Photovoltaics (PV) and wind are the most important energy-conversion technologies for cost-efficient climate change mitigation. To reach international climate goals, the annual PV module production must be expanded to multi-terawatt (TW) scale. Economic and resource restraints demand the implementation of cost-efficient multi-junction technologies, for which perovskite-based tandem technologies are highly promising. In this work, the resource demand of the emerging perovskite PV technology is investigated, considering two factors of supply criticality, namely, mining capacity for minerals and the production capacity for synthetic materials. Overall, the expansion of perovskite PV to a multi-TW scale may not be limited by material supply if certain materials, especially indium, can be replaced. Moreover, organic charge-transport materials face currently unresolved scalability challenges. This study demonstrates that, besides the improvement of efficiency and stability, perovskite PV research and development also need to be guided by sustainable materials choices and design-for-recycling considerations.

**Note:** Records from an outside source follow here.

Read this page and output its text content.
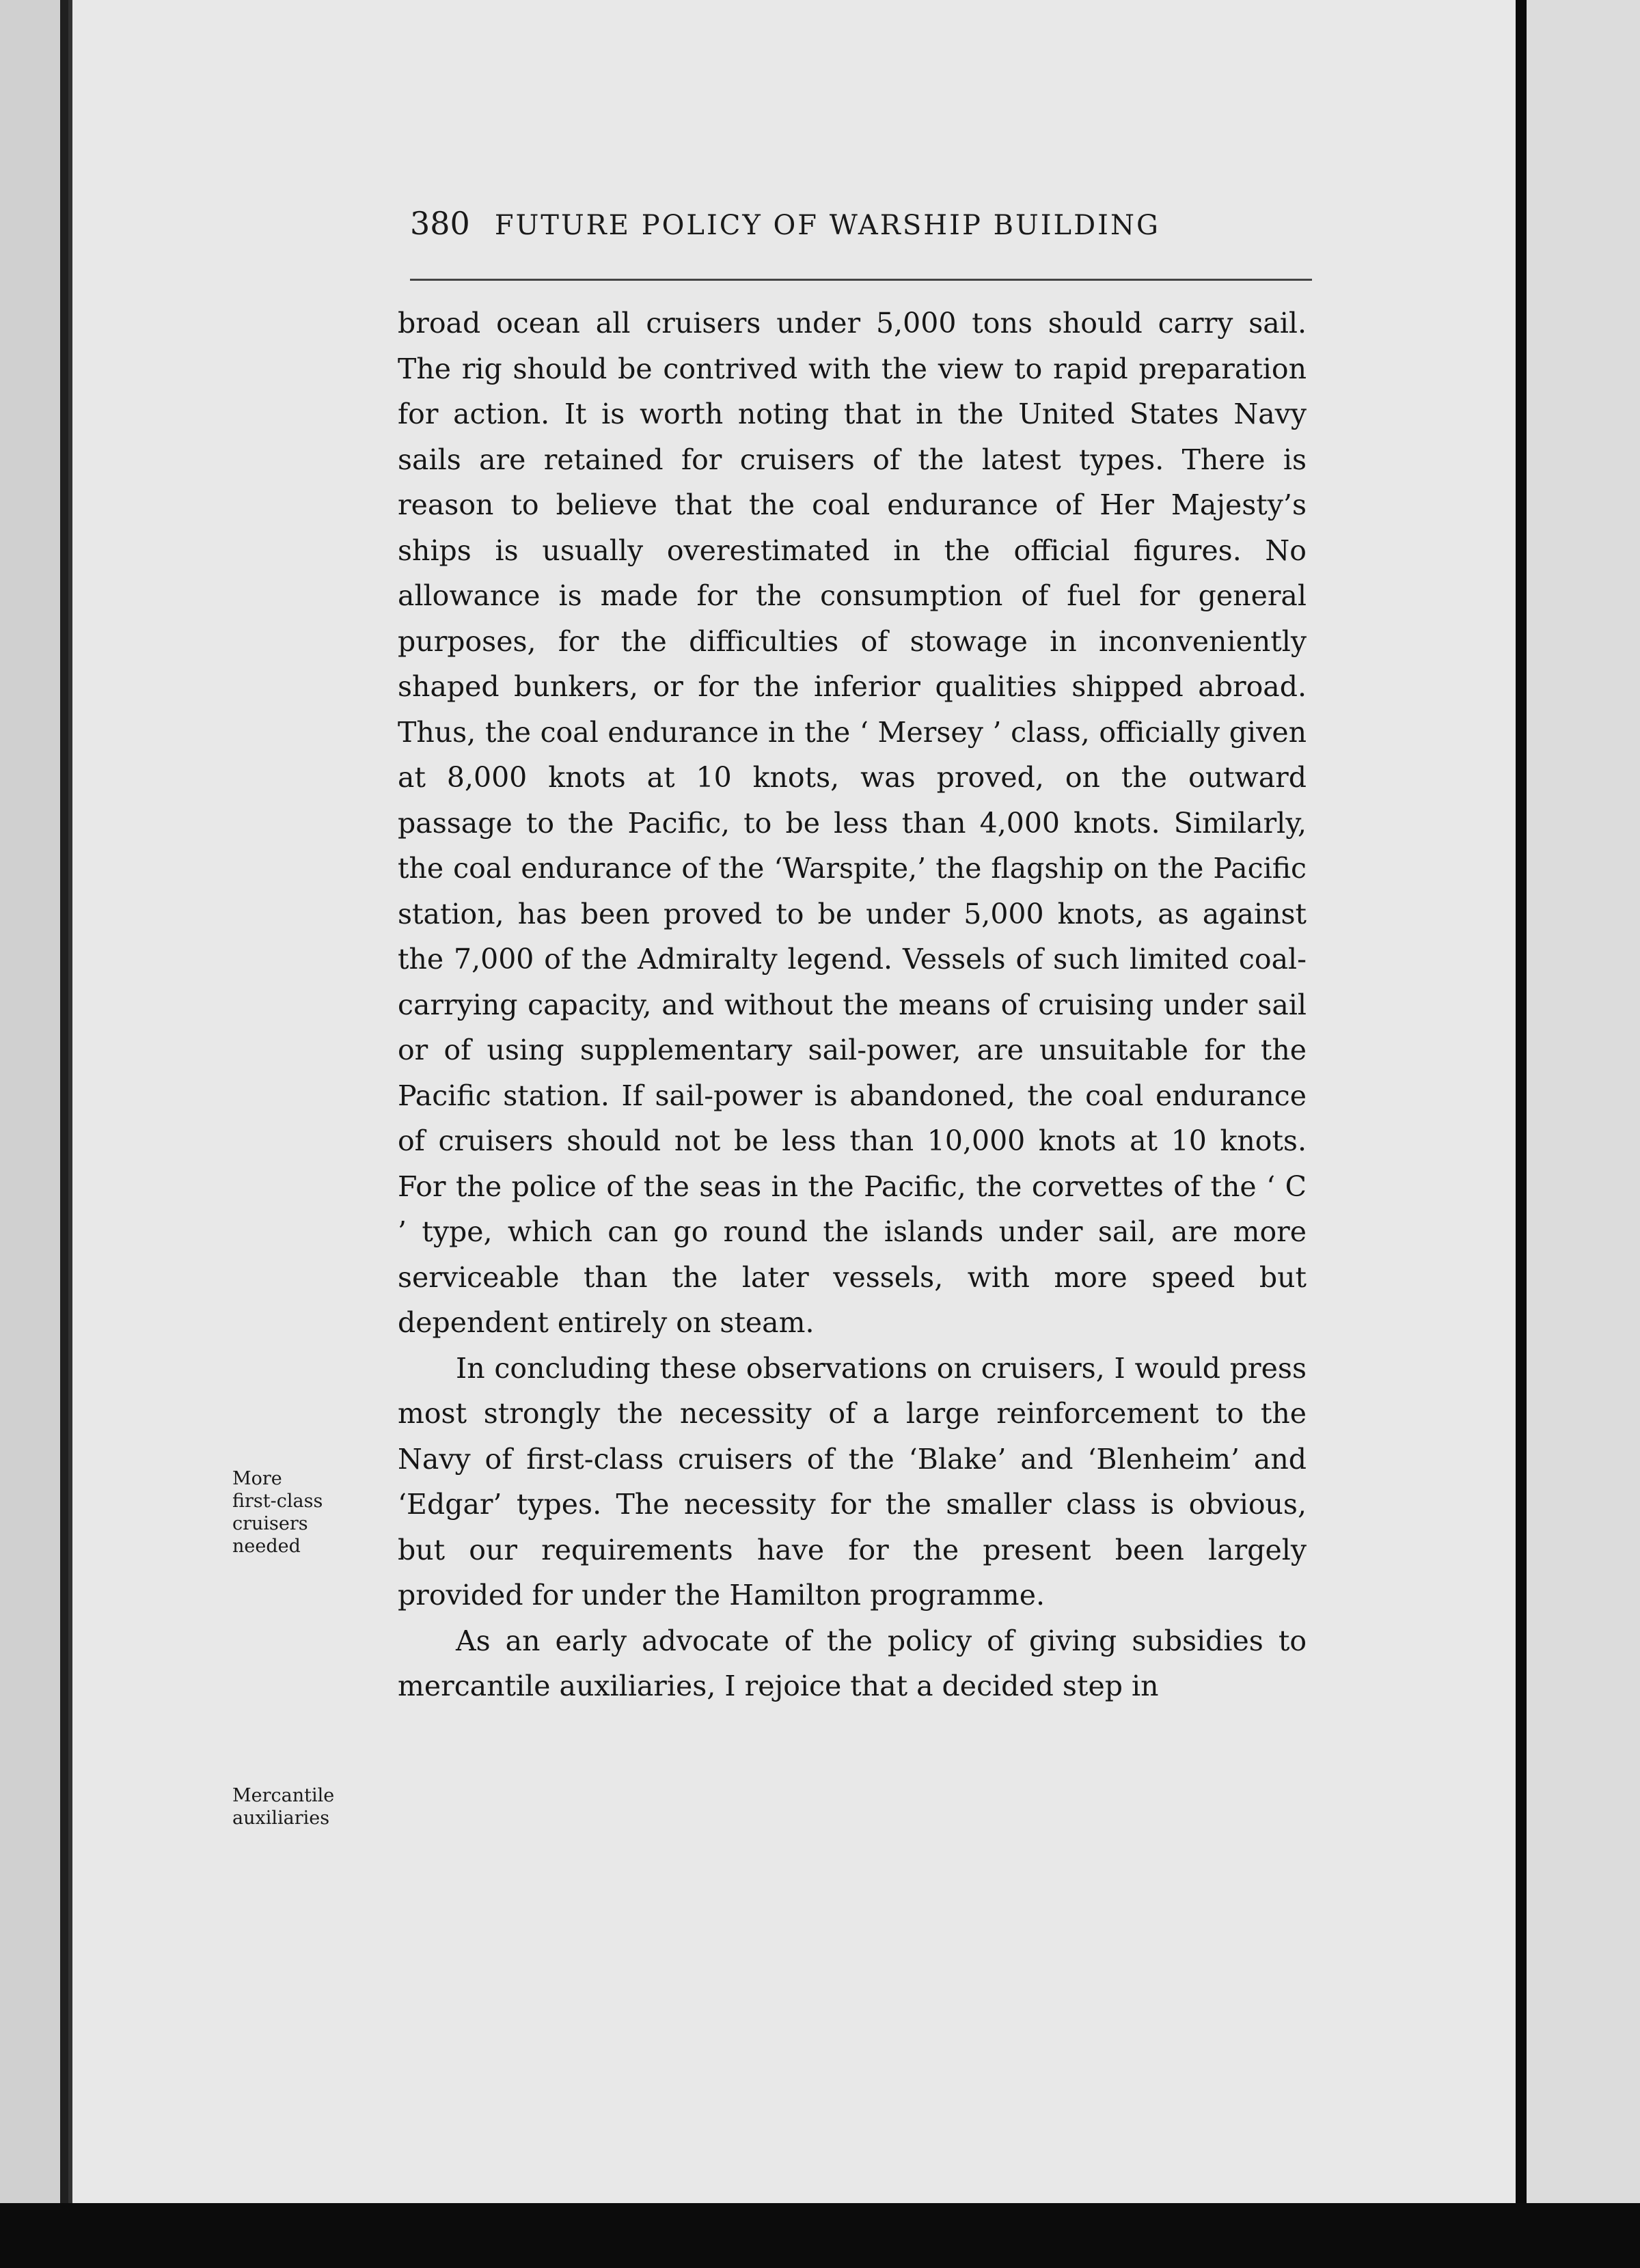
380 FUTURE POLICY OF WARSHIP BUILDING

broad ocean all cruisers under 5,000 tons should carry sail. The rig should be contrived with the view to rapid preparation for action. It is worth noting that in the United States Navy sails are retained for cruisers of the latest types. There is reason to believe that the coal endurance of Her Majesty’s ships is usually overestimated in the official figures. No allowance is made for the consumption of fuel for general purposes, for the difficulties of stowage in inconveniently shaped bunkers, or for the inferior qualities shipped abroad. Thus, the coal endurance in the ‘ Mersey ’ class, officially given at 8,000 knots at 10 knots, was proved, on the outward passage to the Pacific, to be less than 4,000 knots. Similarly, the coal endurance of the ‘Warspite,’ the flagship on the Pacific station, has been proved to be under 5,000 knots, as against the 7,000 of the Admiralty legend. Vessels of such limited coal-carrying capacity, and without the means of cruising under sail or of using supplementary sail-power, are unsuitable for the Pacific station. If sail-power is abandoned, the coal endurance of cruisers should not be less than 10,000 knots at 10 knots. For the police of the seas in the Pacific, the corvettes of the ‘ C ’ type, which can go round the islands under sail, are more serviceable than the later vessels, with more speed but dependent entirely on steam.

In concluding these observations on cruisers, I would press most strongly the necessity of a large reinforcement to the Navy of first-class cruisers of the ‘Blake’ and ‘Blenheim’ and ‘Edgar’ types. The necessity for the smaller class is obvious, but our requirements have for the present been largely provided for under the Hamilton programme.

As an early advocate of the policy of giving subsidies to mercantile auxiliaries, I rejoice that a decided step in

More
first-class
cruisers
needed
Mercantile
auxiliaries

光伏（PV）和风能是经济高效地减缓气候变化的最重要的能源转换技术。为了实现国际气候目标，光伏组件的年产量必须扩大到数太瓦（TW）规模。经济和资源限制要求实施具有成本效益的多结技术，其中基于钙钛矿的串联技术非常有前途。在这项工作中，研究了新兴钙钛矿光伏技术的资源需求，考虑了两个供应关键因素，即矿物开采能力和合成材料的生产能力。总体而言，如果某些材料（尤其是铟）可以被替代，钙钛矿光伏向多TW规模的扩展可能不会受到材料供应的限制。此外，有机电荷传输材料面临着目前尚未解决的可扩展性挑战。这项研究表明，除了提高效率和稳定性之外，钙钛矿光伏的研究和开发还需要以可持续材料选择和回收设计为指导。